Los ejemplos mencionados más arriba fueron apoyados sin fisuras por el Frente de Todos, lo cual tiene sentido porque el kirchnerismo consistentemente ha presentado proyectos de ley que empeoran la calidad de vida de las personas en el largo plazo. Sin embargo, estos proyectos también obtuvieron un enorme apoyo por parte de Juntos por el Cambio, que se supone que aspira a ser la verdadera oposición al kirchnerismo: por lo tanto, hay algo que a todas luces no funciona. La oposición de la oposición, valga la redundancia, debería verse reflejada en sus acciones con más claridad para que tenga verosimilitud: la alternativa es que terminemos viendo, como ocurre hoy, a diputados opositores que festejan la aprobación y la derogación de una misma ley con solo dos años de diferencia.
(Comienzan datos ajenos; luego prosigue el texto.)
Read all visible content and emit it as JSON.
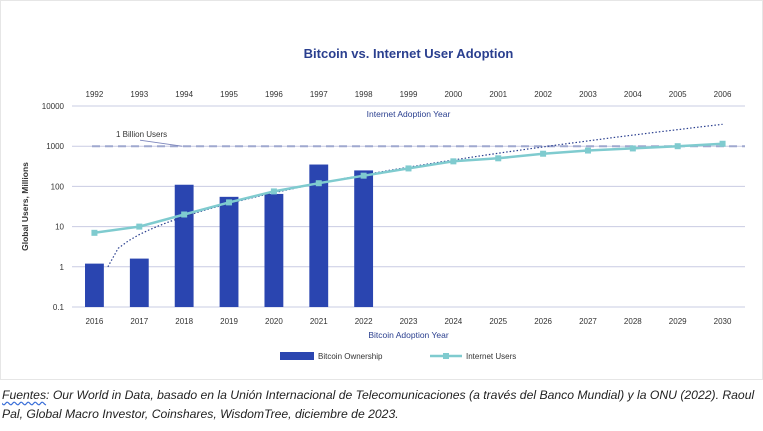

Es positivo, en este sentido, que las elecciones parlamentarias de 2021 hayan traído un recambio que novedosamente incluye legisladores liberales, en particular porque sus posturas tienen un reflejo mediático creciente. La oposición de estos diputados y consecuentemente de unos poquísimos halcones de Juntos por el Cambio a la ley de VIH, por ejemplo, fue desproporcionadamente ruidosa en relación a la apabullante derrota que sufrieron en el recinto. Porque sí, perdieron, pero la misma ley probablemente no hubiera recibido ningún voto negativo tan solo un año antes. En pequeños actos como esa oposición puede haber un motivo para el optimismo.